Harender Bisht

Explainable AI for High-Stakes Decision Analytics: Building Trust, Fairness, and Accountability in Insurance Fraud Detection

Abstract:

Artificial intelligence is increasingly adopted in high-stakes decision-making environments, such as insurance fraud detection, financial risk analysis, and compliance monitoring. While AI models can improve detection speed and analytical accuracy, their outputs must also be explainable, fair, auditable, and actionable for business users, investigators, and regulators.
This talk focuses on how Explainable AI can be designed for real-world insurance fraud detection workflows.
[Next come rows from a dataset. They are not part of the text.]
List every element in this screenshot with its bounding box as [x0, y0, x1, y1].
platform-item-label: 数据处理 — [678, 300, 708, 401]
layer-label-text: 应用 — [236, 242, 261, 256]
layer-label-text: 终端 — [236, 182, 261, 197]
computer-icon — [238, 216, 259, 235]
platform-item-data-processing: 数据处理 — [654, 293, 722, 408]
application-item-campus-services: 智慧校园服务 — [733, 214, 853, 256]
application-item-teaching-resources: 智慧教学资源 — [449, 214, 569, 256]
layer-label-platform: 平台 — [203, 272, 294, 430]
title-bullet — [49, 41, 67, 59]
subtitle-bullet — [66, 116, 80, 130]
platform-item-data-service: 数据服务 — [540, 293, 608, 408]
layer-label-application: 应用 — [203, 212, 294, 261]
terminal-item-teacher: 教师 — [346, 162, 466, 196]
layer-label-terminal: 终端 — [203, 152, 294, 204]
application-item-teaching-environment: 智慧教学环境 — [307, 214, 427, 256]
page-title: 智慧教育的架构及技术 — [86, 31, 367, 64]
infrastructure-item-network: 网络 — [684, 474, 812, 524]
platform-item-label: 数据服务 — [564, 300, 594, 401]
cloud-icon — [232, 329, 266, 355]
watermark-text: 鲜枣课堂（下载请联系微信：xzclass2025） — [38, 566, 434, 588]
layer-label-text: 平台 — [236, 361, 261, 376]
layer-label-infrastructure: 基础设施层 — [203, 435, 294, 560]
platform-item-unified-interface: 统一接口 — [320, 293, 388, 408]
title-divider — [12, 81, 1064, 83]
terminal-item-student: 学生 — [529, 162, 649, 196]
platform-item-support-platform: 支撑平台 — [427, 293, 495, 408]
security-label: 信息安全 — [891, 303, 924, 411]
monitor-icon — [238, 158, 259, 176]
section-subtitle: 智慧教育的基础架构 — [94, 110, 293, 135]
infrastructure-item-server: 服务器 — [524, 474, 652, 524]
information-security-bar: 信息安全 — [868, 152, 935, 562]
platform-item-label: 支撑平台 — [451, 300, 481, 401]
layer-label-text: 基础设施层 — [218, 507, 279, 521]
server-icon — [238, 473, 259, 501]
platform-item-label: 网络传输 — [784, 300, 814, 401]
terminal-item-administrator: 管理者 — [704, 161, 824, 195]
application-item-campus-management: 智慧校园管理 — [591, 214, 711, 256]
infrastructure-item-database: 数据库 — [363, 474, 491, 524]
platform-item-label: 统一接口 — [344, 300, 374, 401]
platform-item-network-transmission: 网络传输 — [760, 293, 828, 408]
It discusses how AI-supported decisions can be connected to evidence, reviewed by human analysts, governed through fairness and accountability controls, and documented for auditability. The session also highlights practical architecture patterns such as human-in-the-loop review, confidence-based escalation, model governance, and responsible AI controls.
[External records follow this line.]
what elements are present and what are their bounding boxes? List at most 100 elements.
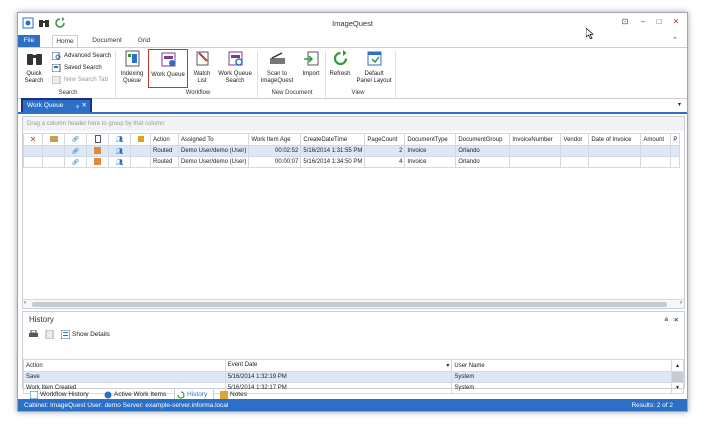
quick-search-button[interactable]: Quick Search (21, 50, 47, 85)
tab-document[interactable]: Document (90, 35, 124, 47)
history-close-icon[interactable]: ✕ (674, 316, 679, 324)
maximize-button[interactable]: □ (652, 16, 666, 28)
link-icon[interactable]: 🔗︎ (64, 156, 87, 168)
active-work-items-label: Active Work Items (114, 391, 167, 398)
column-header-amount[interactable]: Amount (640, 133, 672, 146)
tab-file[interactable]: File (18, 35, 40, 47)
horizontal-scrollbar[interactable]: ‹ › (23, 299, 684, 308)
work-queue-grid: Drag a column header here to group by th… (22, 116, 685, 309)
new-search-tab-button[interactable]: New Search Tab (52, 75, 108, 85)
column-header-work-item-age[interactable]: Work Item Age (248, 133, 302, 146)
pin-icon[interactable]: ᵩ (76, 100, 79, 112)
details-icon (61, 330, 70, 339)
tab-grid[interactable]: Grid (134, 35, 154, 47)
refresh-icon (333, 50, 347, 66)
column-header-event-date[interactable]: Event Date ▾ (224, 359, 453, 372)
watch-list-button[interactable]: Watch List (191, 50, 213, 85)
print-icon[interactable] (29, 330, 38, 339)
column-header-date-of-invoice[interactable]: Date of Invoice (588, 133, 642, 146)
users-icon[interactable]: 👥︎ (108, 145, 131, 157)
tab-home[interactable]: Home (52, 35, 78, 47)
column-header-vendor[interactable]: Vendor (560, 133, 590, 146)
restore-panel-icon[interactable]: ⊡ (618, 16, 632, 28)
import-button[interactable]: Import (299, 50, 323, 78)
close-button[interactable]: ✕ (669, 16, 683, 28)
history-tab-label: History (187, 391, 208, 398)
work-queue-icon (161, 52, 175, 67)
lock-icon[interactable] (130, 133, 151, 146)
users-icon[interactable]: 👥︎ (108, 133, 131, 146)
scroll-right-icon[interactable]: › (680, 300, 682, 306)
column-header-assigned-to[interactable]: Assigned To (177, 133, 250, 146)
ribbon-separator (115, 51, 116, 98)
cell (130, 156, 151, 168)
tab-list-dropdown-icon[interactable]: ▾ (678, 101, 681, 108)
user-icon[interactable] (86, 156, 109, 168)
work-queue-label: Work Queue (151, 72, 185, 78)
column-header-action[interactable]: Action (150, 133, 179, 146)
scan-label: Scan to ImageQuest (260, 71, 294, 84)
view-group-label: View (351, 90, 365, 96)
cell-assigned-to: Demo User/demo (User) (177, 156, 250, 168)
delete-icon[interactable]: ✕ (23, 133, 43, 146)
column-header-user-name[interactable]: User Name (451, 359, 672, 372)
column-header-action[interactable]: Action (23, 359, 226, 372)
saved-search-icon (52, 64, 61, 72)
cell-document-type: Invoice (404, 156, 457, 168)
tab-work-queue-label: Work Queue (27, 102, 64, 109)
export-icon[interactable] (45, 330, 54, 339)
status-text: Cabinet: ImageQuest User: demo Server: e… (24, 402, 229, 409)
collapse-ribbon-icon[interactable]: ⌃ (670, 35, 680, 47)
column-header-page-count[interactable]: PageCount (364, 133, 406, 146)
scroll-track[interactable] (670, 371, 685, 383)
refresh-button[interactable]: Refresh (327, 50, 353, 78)
show-details-button[interactable]: Show Details (72, 331, 110, 338)
column-header-invoice-number[interactable]: InvoiceNumber (509, 133, 562, 146)
column-header-document-group[interactable]: DocumentGroup (455, 133, 511, 146)
cell (509, 145, 562, 157)
users-icon[interactable]: 👥︎ (108, 156, 131, 168)
indexing-queue-button[interactable]: Indexing Queue (118, 50, 146, 85)
work-queue-search-button[interactable]: Work Queue Search (215, 50, 255, 85)
scrollbar-thumb[interactable] (32, 302, 667, 307)
table-row[interactable]: Save 5/16/2014 1:32:19 PM System (23, 371, 685, 383)
cell (670, 156, 681, 168)
advanced-search-button[interactable]: Advanced Search (52, 51, 111, 61)
ribbon-separator (395, 51, 396, 98)
column-header-p[interactable]: P (670, 133, 681, 146)
link-icon[interactable]: 🔗︎ (64, 145, 87, 157)
saved-search-button[interactable]: Saved Search (52, 63, 102, 73)
group-by-area[interactable]: Drag a column header here to group by th… (23, 117, 684, 131)
folder-icon[interactable] (42, 133, 65, 146)
link-icon[interactable]: 🔗︎ (64, 133, 87, 146)
column-header-document-type[interactable]: DocumentType (404, 133, 457, 146)
close-tab-icon[interactable]: ✕ (82, 100, 87, 112)
refresh-label: Refresh (329, 71, 351, 77)
scroll-left-icon[interactable]: ‹ (24, 300, 26, 306)
work-queue-table: ✕ 🔗︎ 👥︎ Action Assigned To Work Item Age… (23, 133, 681, 168)
cell (560, 156, 590, 168)
user-icon[interactable] (86, 145, 109, 157)
work-queue-button[interactable]: Work Queue (148, 49, 188, 88)
default-panel-layout-label: Default Panel Layout (356, 71, 392, 84)
tab-work-queue[interactable]: Work Queue ᵩ ✕ (21, 98, 92, 114)
table-row[interactable]: 🔗︎ 👥︎ Routed Demo User/demo (User) 00:02… (23, 145, 681, 157)
new-tab-icon (52, 76, 61, 84)
document-tabs: Work Queue ᵩ ✕ ▾ (18, 98, 687, 114)
work-queue-search-icon (228, 51, 243, 66)
column-header-create-date[interactable]: CreateDateTime (300, 133, 366, 146)
minimize-button[interactable]: – (636, 16, 650, 28)
advanced-search-label: Advanced Search (64, 53, 112, 59)
history-pin-icon[interactable]: a (664, 316, 668, 323)
mouse-cursor-icon (586, 28, 594, 39)
table-row[interactable]: 🔗︎ 👥︎ Routed Demo User/demo (User) 00:00… (23, 156, 681, 168)
scroll-up-icon[interactable]: ▲ (670, 359, 685, 372)
import-icon (303, 51, 318, 66)
app-window: ImageQuest ⊡ – □ ✕ File Home Document Gr… (17, 12, 688, 412)
scan-button[interactable]: Scan to ImageQuest (258, 50, 296, 85)
document-icon[interactable] (86, 133, 109, 146)
default-panel-layout-button[interactable]: Default Panel Layout (356, 50, 392, 85)
notes-label: Notes (230, 391, 247, 398)
binoculars-icon (26, 54, 42, 65)
cell (560, 145, 590, 157)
The goal is to show how organizations can move beyond black-box fraud scores and build trustworthy AI decision systems that support transparency, compliance, and responsible adoption.

Profile:

Harender Bisht is a Solution Architect and AI researcher with professional experience across enterprise systems, finance technology, insurance analytics, data engineering, and responsible AI. His research focuses on Explainable AI, ethical AI governance, fairness, accountability, transparency, and the application of AI in insurance fraud detection and high-stakes decision analytics.
He has worked on enterprise data platforms, reporting systems, finance applications, and AI-enabled analytics solutions. His work bridges academic research and enterprise implementation, focusing on building AI systems that are technically effective, auditable, trustworthy, and usable by business stakeholders.